Comprehensive analysis of mixed neuroendocrine non-neuroendocrine neoplasms (MiNENs) : a SEER database analysis of 767 cases

Abstract

Background: Mixed neuroendocrine non-neuroendocrine neoplasm (MiNEN) is an extremely rare entity, consisting of neuroendocrine and non-neuroendocrine components. It can occur in various organs throughout the body, with a rising incidence. Its clinical management is a rapidly growing field of interest; however, large-scale patient cohorts are still missing to guide clinical practice.

Patients and methods: The demographic, clinicopathological, and survival information of all patients diagnosed with MiNEN in the national Surveillance, Epidemiology, and End Results (SEER) program database (2000–2017) were extracted and further analyzed. The information of the patients before and after 2010 was compared to understand the epidemiological changes of MiNEN. The characteristics of MiNEN originating in different organs were compared. The clinical significance of surgical resection for metastatic MiNENs was also analyzed.

Results: A total of 1081 patients were screened, and after applying the exclusion criteria, 767 patients were finally analyzed. There was no obvious sex preference (49.2% vs 50.8%, p>0.05) and the majority of the patients were Caucasians (n=627, 81.7%). A total of 88.3% of the patients were older than 50 years old, and the median age was 60 years. 79.3% of the tumors are located in the distal digestive tract, and 67.7% were grade 3/4. Distant metastasis was presented in 33.9% of the patients at diagnosis. A total of 88% of the patients underwent surgical treatments. The number of patients increased 10-fold between 2000 and 2017. There was no significant difference in sex, race, stage, or surgical treatments among the patients diagnosed before and after 2010. More patients older than 60 years were diagnosed after 2010 (p=0.009). The median survival was 61.0 ± 9.8 months for the whole cohort. After multivariate analysis, older age (>60 years, p<0.01), more advanced stage (p<0.01), grade 3/4 (p<0.01), and non-surgical treatment (p<0.01) were independent risk factors for poorer survival. The appendiceal MiNENs showed the best prognosis. A total of 260 metastatic MiNENs were further analyzed. Only patients with metastatic MiNENs originating from the appendix had a potential benefit from surgical resection, compared to other sites (p=0.05).

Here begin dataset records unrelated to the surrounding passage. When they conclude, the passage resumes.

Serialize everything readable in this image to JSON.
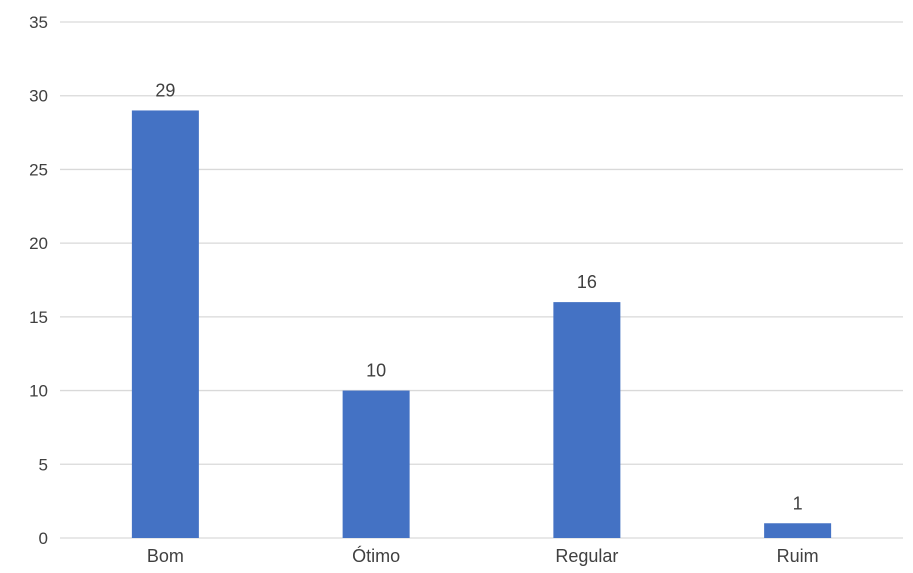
{
  "chart_data": {
    "type": "bar",
    "title": "",
    "xlabel": "",
    "ylabel": "",
    "categories": [
      "Bom",
      "Ótimo",
      "Regular",
      "Ruim"
    ],
    "values": [
      29,
      10,
      16,
      1
    ],
    "data_labels": [
      "29",
      "10",
      "16",
      "1"
    ],
    "ylim": [
      0,
      35
    ],
    "y_ticks": [
      0,
      5,
      10,
      15,
      20,
      25,
      30,
      35
    ],
    "y_tick_labels": [
      "0",
      "5",
      "10",
      "15",
      "20",
      "25",
      "30",
      "35"
    ],
    "grid": true,
    "legend": "none",
    "bar_color": "#4472C4",
    "grid_color": "#D9D9D9"
  }
}
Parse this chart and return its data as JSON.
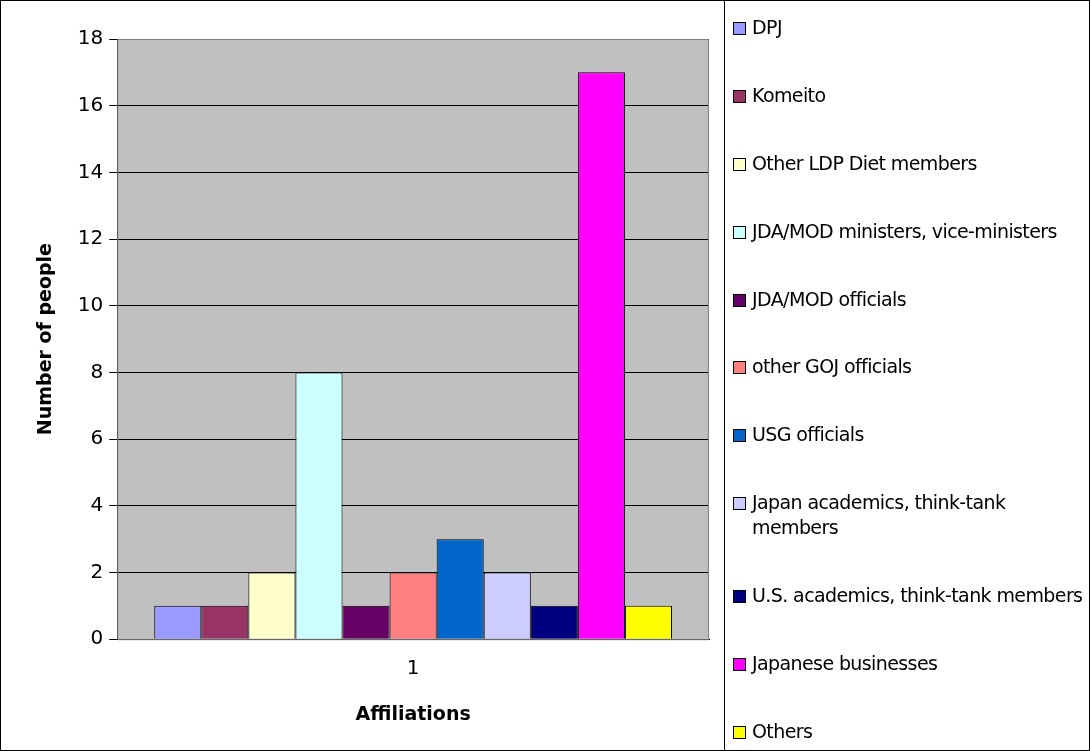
{
  "chart_data": {
    "type": "bar",
    "xlabel": "Affiliations",
    "ylabel": "Number of people",
    "categories": [
      "1"
    ],
    "series": [
      {
        "name": "DPJ",
        "color": "#9999ff",
        "values": [
          1
        ]
      },
      {
        "name": "Komeito",
        "color": "#993366",
        "values": [
          1
        ]
      },
      {
        "name": "Other LDP Diet members",
        "color": "#ffffcc",
        "values": [
          2
        ]
      },
      {
        "name": "JDA/MOD ministers, vice-ministers",
        "color": "#ccffff",
        "values": [
          8
        ]
      },
      {
        "name": "JDA/MOD officials",
        "color": "#660066",
        "values": [
          1
        ]
      },
      {
        "name": "other GOJ officials",
        "color": "#ff8080",
        "values": [
          2
        ]
      },
      {
        "name": "USG officials",
        "color": "#0066cc",
        "values": [
          3
        ]
      },
      {
        "name": "Japan academics, think-tank members",
        "color": "#ccccff",
        "values": [
          2
        ]
      },
      {
        "name": "U.S. academics, think-tank members",
        "color": "#000080",
        "values": [
          1
        ]
      },
      {
        "name": "Japanese businesses",
        "color": "#ff00ff",
        "values": [
          17
        ]
      },
      {
        "name": "Others",
        "color": "#ffff00",
        "values": [
          1
        ]
      }
    ],
    "ylim": [
      0,
      18
    ],
    "yticks": [
      0,
      2,
      4,
      6,
      8,
      10,
      12,
      14,
      16,
      18
    ],
    "grid": "y",
    "legend": "right"
  }
}
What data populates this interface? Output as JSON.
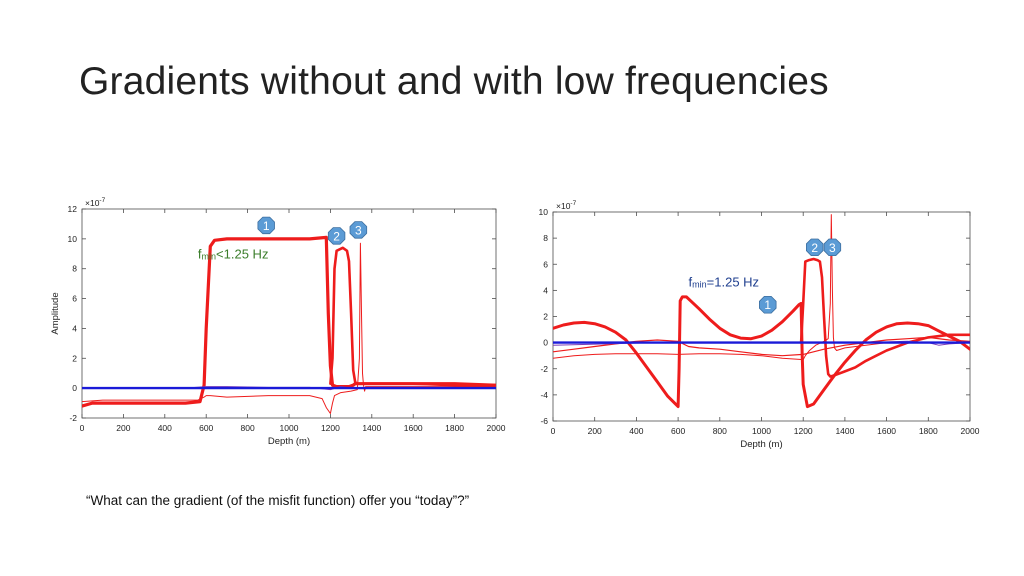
{
  "slide": {
    "title": "Gradients without and with low frequencies",
    "caption": "“What can the gradient (of the misfit function) offer you “today”?”"
  },
  "chart_data": [
    {
      "type": "line",
      "xlabel": "Depth (m)",
      "ylabel": "Amplitude",
      "exponent": "10",
      "exponent_power": "-7",
      "xlim": [
        0,
        2000
      ],
      "ylim": [
        -2,
        12
      ],
      "xticks": [
        "0",
        "200",
        "400",
        "600",
        "800",
        "1000",
        "1200",
        "1400",
        "1600",
        "1800",
        "2000"
      ],
      "yticks": [
        "-2",
        "0",
        "2",
        "4",
        "6",
        "8",
        "10",
        "12"
      ],
      "annotation": {
        "prefix": "f",
        "sub": "min",
        "text": "<1.25 Hz",
        "color": "#3a7d2a",
        "x": 560,
        "y": 8.7
      },
      "markers": [
        {
          "label": "1",
          "x": 890,
          "y": 10.9
        },
        {
          "label": "2",
          "x": 1230,
          "y": 10.2
        },
        {
          "label": "3",
          "x": 1335,
          "y": 10.6
        }
      ],
      "series": [
        {
          "color": "#ee1c1c",
          "width": 3.2,
          "x": [
            0,
            50,
            100,
            300,
            500,
            570,
            590,
            600,
            620,
            640,
            700,
            900,
            1100,
            1180,
            1190,
            1200,
            1210,
            1230,
            1260,
            1290,
            1310,
            1320,
            1330,
            1400,
            1600,
            1800,
            2000
          ],
          "y": [
            -1.2,
            -1.0,
            -1.0,
            -1.0,
            -1.0,
            -0.9,
            0.2,
            4,
            9.5,
            9.9,
            10.0,
            10.0,
            10.0,
            10.1,
            5,
            1.5,
            0.2,
            0.1,
            0.1,
            0.1,
            0.2,
            0.3,
            0.3,
            0.3,
            0.3,
            0.3,
            0.2
          ]
        },
        {
          "color": "#ee1c1c",
          "width": 2.6,
          "x": [
            1200,
            1210,
            1220,
            1230,
            1260,
            1280,
            1290,
            1300,
            1310,
            1320,
            1330,
            1350,
            1400,
            1600,
            1800,
            2000
          ],
          "y": [
            0.3,
            2,
            8,
            9.2,
            9.4,
            9.2,
            8.5,
            5,
            1.2,
            0.4,
            0.3,
            0.3,
            0.3,
            0.3,
            0.2,
            0.2
          ]
        },
        {
          "color": "#ee1c1c",
          "width": 1.0,
          "x": [
            0,
            100,
            300,
            500,
            560,
            590,
            600,
            620,
            700,
            900,
            1100,
            1160,
            1180,
            1200,
            1210,
            1220,
            1250,
            1300,
            1330,
            1340,
            1345,
            1350,
            1355,
            1360,
            1365,
            1370,
            1400,
            1600,
            1800,
            2000
          ],
          "y": [
            -0.9,
            -0.8,
            -0.8,
            -0.8,
            -0.8,
            -0.6,
            -0.5,
            -0.5,
            -0.6,
            -0.5,
            -0.5,
            -0.7,
            -1.3,
            -1.7,
            -1.0,
            -0.5,
            -0.3,
            -0.2,
            -0.1,
            2,
            9.7,
            5,
            1,
            0.2,
            -0.2,
            0.1,
            0.1,
            0.1,
            0.1,
            0.1
          ]
        },
        {
          "color": "#7a3cb8",
          "width": 1.0,
          "x": [
            0,
            200,
            500,
            600,
            700,
            900,
            1100,
            1200,
            1250,
            1300,
            1400,
            1600,
            1800,
            1900,
            2000
          ],
          "y": [
            0.0,
            0.0,
            0.0,
            0.1,
            0.1,
            0.05,
            0.05,
            -0.1,
            0.1,
            0.0,
            0.05,
            0.05,
            0.05,
            0.0,
            0.0
          ]
        },
        {
          "color": "#1a1ad8",
          "width": 2.4,
          "x": [
            0,
            2000
          ],
          "y": [
            0,
            0
          ]
        }
      ]
    },
    {
      "type": "line",
      "xlabel": "Depth (m)",
      "ylabel": "",
      "exponent": "10",
      "exponent_power": "-7",
      "xlim": [
        0,
        2000
      ],
      "ylim": [
        -6,
        10
      ],
      "xticks": [
        "0",
        "200",
        "400",
        "600",
        "800",
        "1000",
        "1200",
        "1400",
        "1600",
        "1800",
        "2000"
      ],
      "yticks": [
        "-6",
        "-4",
        "-2",
        "0",
        "2",
        "4",
        "6",
        "8",
        "10"
      ],
      "annotation": {
        "prefix": "f",
        "sub": "min",
        "text": "=1.25 Hz",
        "color": "#1f3f8f",
        "x": 650,
        "y": 4.3
      },
      "markers": [
        {
          "label": "1",
          "x": 1030,
          "y": 2.9
        },
        {
          "label": "2",
          "x": 1255,
          "y": 7.3
        },
        {
          "label": "3",
          "x": 1340,
          "y": 7.3
        }
      ],
      "series": [
        {
          "color": "#ee1c1c",
          "width": 3.0,
          "x": [
            0,
            50,
            100,
            150,
            200,
            250,
            300,
            350,
            400,
            450,
            500,
            550,
            600,
            605,
            610,
            620,
            640,
            660,
            700,
            750,
            800,
            850,
            900,
            950,
            1000,
            1050,
            1100,
            1150,
            1180,
            1190,
            1195,
            1200,
            1220,
            1250,
            1300,
            1350,
            1400,
            1450,
            1500,
            1550,
            1600,
            1650,
            1700,
            1750,
            1800,
            1850,
            1900,
            1950,
            2000
          ],
          "y": [
            1.1,
            1.35,
            1.5,
            1.55,
            1.45,
            1.2,
            0.8,
            0.2,
            -0.8,
            -1.9,
            -3.0,
            -4.1,
            -4.9,
            -2,
            3.2,
            3.5,
            3.5,
            3.2,
            2.6,
            1.8,
            1.1,
            0.6,
            0.35,
            0.3,
            0.5,
            0.95,
            1.6,
            2.4,
            2.9,
            3.0,
            -1,
            -3.2,
            -4.9,
            -4.7,
            -3.6,
            -2.5,
            -1.5,
            -0.6,
            0.2,
            0.8,
            1.2,
            1.45,
            1.5,
            1.45,
            1.3,
            0.9,
            0.5,
            0.1,
            -0.5
          ]
        },
        {
          "color": "#ee1c1c",
          "width": 2.6,
          "x": [
            1190,
            1200,
            1210,
            1225,
            1250,
            1270,
            1280,
            1290,
            1300,
            1305,
            1310,
            1320,
            1330,
            1350,
            1400,
            1450,
            1500,
            1550,
            1600,
            1700,
            1800,
            1900,
            2000
          ],
          "y": [
            0,
            3,
            6.2,
            6.3,
            6.4,
            6.3,
            6.2,
            5,
            2,
            0.5,
            -1,
            -2.4,
            -2.6,
            -2.5,
            -2.2,
            -1.9,
            -1.4,
            -1.0,
            -0.6,
            0,
            0.4,
            0.6,
            0.6
          ]
        },
        {
          "color": "#ee1c1c",
          "width": 1.0,
          "x": [
            0,
            100,
            200,
            300,
            400,
            500,
            600,
            700,
            800,
            900,
            1000,
            1100,
            1200,
            1210,
            1230,
            1260,
            1300,
            1320,
            1330,
            1335,
            1340,
            1345,
            1350,
            1360,
            1400,
            1500,
            1600,
            1700,
            1800,
            1900,
            2000
          ],
          "y": [
            -1.2,
            -1.0,
            -0.9,
            -0.85,
            -0.85,
            -0.85,
            -0.9,
            -0.85,
            -0.85,
            -0.9,
            -1.0,
            -1.2,
            -1.3,
            -1.0,
            -0.6,
            -0.2,
            0.1,
            0.3,
            3,
            9.8,
            4,
            0.4,
            -0.4,
            -0.6,
            -0.4,
            -0.2,
            0.0,
            0.0,
            0.0,
            0.0,
            0.0
          ]
        },
        {
          "color": "#ee1c1c",
          "width": 1.2,
          "x": [
            0,
            100,
            200,
            300,
            400,
            500,
            600,
            650,
            700,
            800,
            900,
            1000,
            1100,
            1200,
            1300,
            1400,
            1500,
            1600,
            1700,
            1800,
            1900,
            2000
          ],
          "y": [
            -0.7,
            -0.5,
            -0.3,
            -0.1,
            0.1,
            0.2,
            0.1,
            -0.3,
            -0.4,
            -0.5,
            -0.7,
            -0.9,
            -1.0,
            -0.9,
            -0.5,
            -0.2,
            0,
            0.2,
            0.3,
            0.4,
            0.2,
            0.1
          ]
        },
        {
          "color": "#7a3cb8",
          "width": 1.0,
          "x": [
            0,
            500,
            700,
            1000,
            1300,
            1500,
            1700,
            1800,
            1850,
            1900,
            2000
          ],
          "y": [
            -0.2,
            0.0,
            0.05,
            0.0,
            0.0,
            0.0,
            0.1,
            0.0,
            -0.2,
            -0.1,
            0.0
          ]
        },
        {
          "color": "#1a1ad8",
          "width": 2.4,
          "x": [
            0,
            2000
          ],
          "y": [
            0,
            0
          ]
        }
      ]
    }
  ]
}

Conclusion: This study provides the epidemiological, clinicopathological, and survival information of the largest number of MiNEN patients. Although MiNEN is an extremely rare malignant neoplasm, its incidence increases rapidly. The majority of the patients suffered from advanced-stage disease, which highlights the need for improvement of early detection in the future. The appendix is the most common primary site of MiNEN, and surgical resection for selected metastatic MiNEN originating in the appendix has favorable survival outcomes.